By Kyle Aldous
We each have the same number of hours in the day. 24 hours. Why is it that some folks just seem to get more out of their time?
For Christmas, my wife gave me the gift of a private art lesson with a professional artist in Arizona. I learned about color palettes, gradients and different painting styles. Somewhere in the middle of painting still life fruit, we began talking about how to get the most out of the experiences we are blessed with. She laid out her own theory and said that these precious moments we have come in phases. The key to making the most of each moment is to enjoy each phase as it happens.
The three phases of experience
Anticipation comes easiest of these three phases. We are always looking forward to something. It may be something small, like looking forward to the weekend or something big like looking forward to a temple trip.
Are we so excited about our next trip to the temple that we can't seem to stop thinking about it? Are we so excited for Church that we spend all week preparing for it the way we would prepare for other big events in our lives?
Even the Nephites and Laminates were commanded to anticipate—the phrase "look forward" shows up 19 times in the Book of Mormon.
The Latin root for anticipation literally means to "take into possession beforehand.”
A 2010 study of 1,500 vacationers found that they experienced more joy anticipating their vacation than actually being on vacation. What does this mean for us?
Think about what you are spending your time anticipating. Are you looking forward to your next church meeting? Are you excited to go home teaching? Are you preparing to partake of the sacrament on Sunday? We can begin to feel the joy of these events long before they ever occur.
Participation means that when the moment finally arrives and it's time for our vacation, weekend, holiday, night, or time in the temple that we actively engage in the moment.
However, for many people, instead of being in the moment and participating we tend to push forward to "get it done." How many times have you been in the middle of an activity when someone commented, “I'll be happy when we get through this?”
In an address to the sisters in 2008, Elder Ballard quoted author Anna Quindlen saying, "the biggest mistake I made as a parent is the one that most of us make. I did not live fully in the moment enough. This is particularly clear now that the moment is gone, captured only in photographs. I wish I had treasured the doing a little more and the getting it done a little less."

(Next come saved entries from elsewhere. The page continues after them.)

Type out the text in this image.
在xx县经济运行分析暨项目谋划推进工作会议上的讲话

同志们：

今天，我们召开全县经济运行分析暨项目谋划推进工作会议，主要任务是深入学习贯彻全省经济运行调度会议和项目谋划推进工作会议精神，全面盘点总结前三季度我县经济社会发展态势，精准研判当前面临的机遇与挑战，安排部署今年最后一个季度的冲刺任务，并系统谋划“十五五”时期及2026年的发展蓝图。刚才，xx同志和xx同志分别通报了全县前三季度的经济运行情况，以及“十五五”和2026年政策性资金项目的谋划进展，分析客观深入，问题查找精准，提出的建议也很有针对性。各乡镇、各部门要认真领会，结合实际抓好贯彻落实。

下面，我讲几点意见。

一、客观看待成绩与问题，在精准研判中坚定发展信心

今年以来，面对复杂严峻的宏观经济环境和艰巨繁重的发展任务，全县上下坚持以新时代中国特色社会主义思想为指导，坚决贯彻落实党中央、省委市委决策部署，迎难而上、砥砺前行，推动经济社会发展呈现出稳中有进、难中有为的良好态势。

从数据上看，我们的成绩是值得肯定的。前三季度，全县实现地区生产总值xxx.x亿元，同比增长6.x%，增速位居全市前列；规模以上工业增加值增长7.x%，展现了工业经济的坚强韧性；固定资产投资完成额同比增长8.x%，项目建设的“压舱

Where does our mind go when we step into the temple? Do we step inside to enjoy the peace and let ourselves be reminded of our sacred covenants? Are we actively engaged in the ordinances taking place or simply going through the motion? What are we thinking about during the sacrament? Are we focused on the lesson while the home teachers are in our home?

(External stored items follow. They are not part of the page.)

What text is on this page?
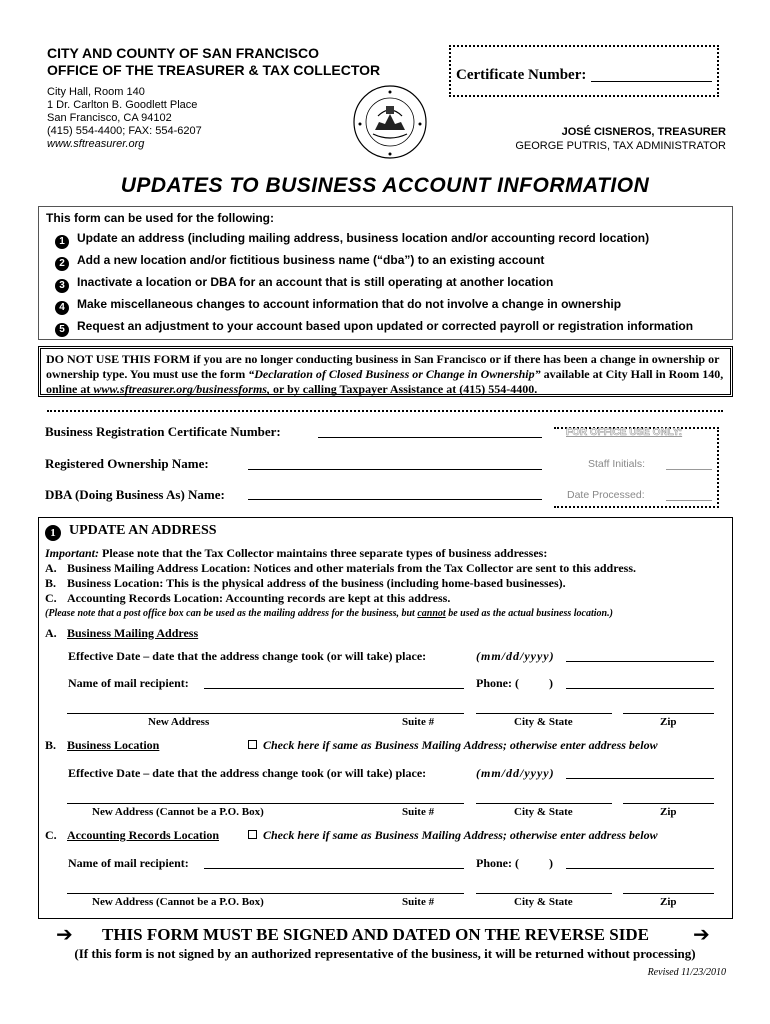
CITY AND COUNTY OF SAN FRANCISCO
OFFICE OF THE TREASURER & TAX COLLECTOR
City Hall, Room 140
1 Dr. Carlton B. Goodlett Place
San Francisco, CA 94102
(415) 554-4400; FAX: 554-6207
www.sftreasurer.org
Certificate Number:
JOSÉ CISNEROS, TREASURER
GEORGE PUTRIS, TAX ADMINISTRATOR
UPDATES TO BUSINESS ACCOUNT INFORMATION
This form can be used for the following:
1 Update an address (including mailing address, business location and/or accounting record location)
2 Add a new location and/or fictitious business name (“dba”) to an existing account
3 Inactivate a location or DBA for an account that is still operating at another location
4 Make miscellaneous changes to account information that do not involve a change in ownership
5 Request an adjustment to your account based upon updated or corrected payroll or registration information
DO NOT USE THIS FORM if you are no longer conducting business in San Francisco or if there has been a change in ownership or ownership type. You must use the form “Declaration of Closed Business or Change in Ownership” available at City Hall in Room 140, online at www.sftreasurer.org/businessforms, or by calling Taxpayer Assistance at (415) 554-4400.
Business Registration Certificate Number:
Registered Ownership Name:
DBA (Doing Business As) Name:
FOR OFFICE USE ONLY:
Staff Initials:
Date Processed:
1 UPDATE AN ADDRESS
Important: Please note that the Tax Collector maintains three separate types of business addresses:
A. Business Mailing Address Location: Notices and other materials from the Tax Collector are sent to this address.
B. Business Location: This is the physical address of the business (including home-based businesses).
C. Accounting Records Location: Accounting records are kept at this address.
(Please note that a post office box can be used as the mailing address for the business, but cannot be used as the actual business location.)
A. Business Mailing Address
Effective Date – date that the address change took (or will take) place:	(mm/dd/yyyy)
Name of mail recipient:	Phone: (	)
New Address	Suite #	City & State	Zip
B. Business Location	Check here if same as Business Mailing Address; otherwise enter address below
Effective Date – date that the address change took (or will take) place:	(mm/dd/yyyy)
New Address (Cannot be a P.O. Box)	Suite #	City & State	Zip
C. Accounting Records Location	Check here if same as Business Mailing Address; otherwise enter address below
Name of mail recipient:	Phone: (	)
New Address (Cannot be a P.O. Box)	Suite #	City & State	Zip
➔ THIS FORM MUST BE SIGNED AND DATED ON THE REVERSE SIDE ➔
(If this form is not signed by an authorized representative of the business, it will be returned without processing)
Revised 11/23/2010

Heavenly Father commanded the Nephites and Lamanites to be doers. You will find active words like go, do, listen, and hearken regularly inside the Book of Mormon. The combination of those words shows up over 1,000 times.
Heavenly Father doesn't just want bodies in the temple He wants active participants who are ready to receive blessings. We will get more out of every experience if we can stay actively engaged in the moment, especially when we are inside the temple.

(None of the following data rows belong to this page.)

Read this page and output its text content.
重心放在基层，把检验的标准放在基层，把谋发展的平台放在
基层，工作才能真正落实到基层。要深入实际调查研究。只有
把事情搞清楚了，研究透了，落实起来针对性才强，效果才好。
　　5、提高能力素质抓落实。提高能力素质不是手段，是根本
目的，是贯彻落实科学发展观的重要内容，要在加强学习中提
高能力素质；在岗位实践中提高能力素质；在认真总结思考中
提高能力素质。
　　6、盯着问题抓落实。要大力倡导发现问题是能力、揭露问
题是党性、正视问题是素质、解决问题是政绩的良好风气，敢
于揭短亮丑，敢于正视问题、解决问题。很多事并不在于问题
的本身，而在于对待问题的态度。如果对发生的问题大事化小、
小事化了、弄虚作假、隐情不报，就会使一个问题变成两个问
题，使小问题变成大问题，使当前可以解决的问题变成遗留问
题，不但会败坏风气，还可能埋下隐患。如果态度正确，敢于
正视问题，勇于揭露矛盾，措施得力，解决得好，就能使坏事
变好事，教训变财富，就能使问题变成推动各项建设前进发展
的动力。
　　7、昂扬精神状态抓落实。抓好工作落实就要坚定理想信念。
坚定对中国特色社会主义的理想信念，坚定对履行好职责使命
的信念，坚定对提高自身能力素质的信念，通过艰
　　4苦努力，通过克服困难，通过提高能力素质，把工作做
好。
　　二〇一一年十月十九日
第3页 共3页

Reflection is the final phase of experience. Unfortunately, it is the most neglected phase. We tend to look forward to an experience, have the experience, and then we simply move on to something else. There's nothing wrong with beginning to anticipate something new, but if we don't allow time for reflection we may never actually get the full value out of the experience we just had.
Think back to your time in school and remember some of the study strategies recommended for truly learning and processing certain material. One of the most basic study strategies is to take the information presented in class and revisit it in a quiet moment afterward and summarise your learnings.
The application to spiritual experience is obvious. We may go into the temple with questions, concerns, or ideas and if we are actively participating Heavenly Father will give us exactly what we need. But as soon as we step foot outside the temple, do we pull our phones out, hop back on social media, and begin moving into anticipation for other events.
When we reflect on our time in the temple we are able to have our covenants firmly planted in our minds and hearts along with the feelings, ideas, and promptings that Heavenly Father specifically gave to us. When we take the rest of our sabbath day to consider the lessons and talks given we allow Heavenly Father to let those messages grow deeper roots in our minds and hearts.
In Book of Mormon, you will find that 161 times the Nephites and Lamanites were commanded to remember—to take time to think about the experiences they had or were taught.
We can use this framework; anticipation, participation, and reflection to really increase the impact these experiences have on our lives. Heavenly Father does not simply want us to “get it done”—He needs us to be actively engaged. When we are, He can open up the windows of heaven and provide each of us with the exact promptings, ideas, and feelings we need to be able to always remember Him and to get the most out of each experience.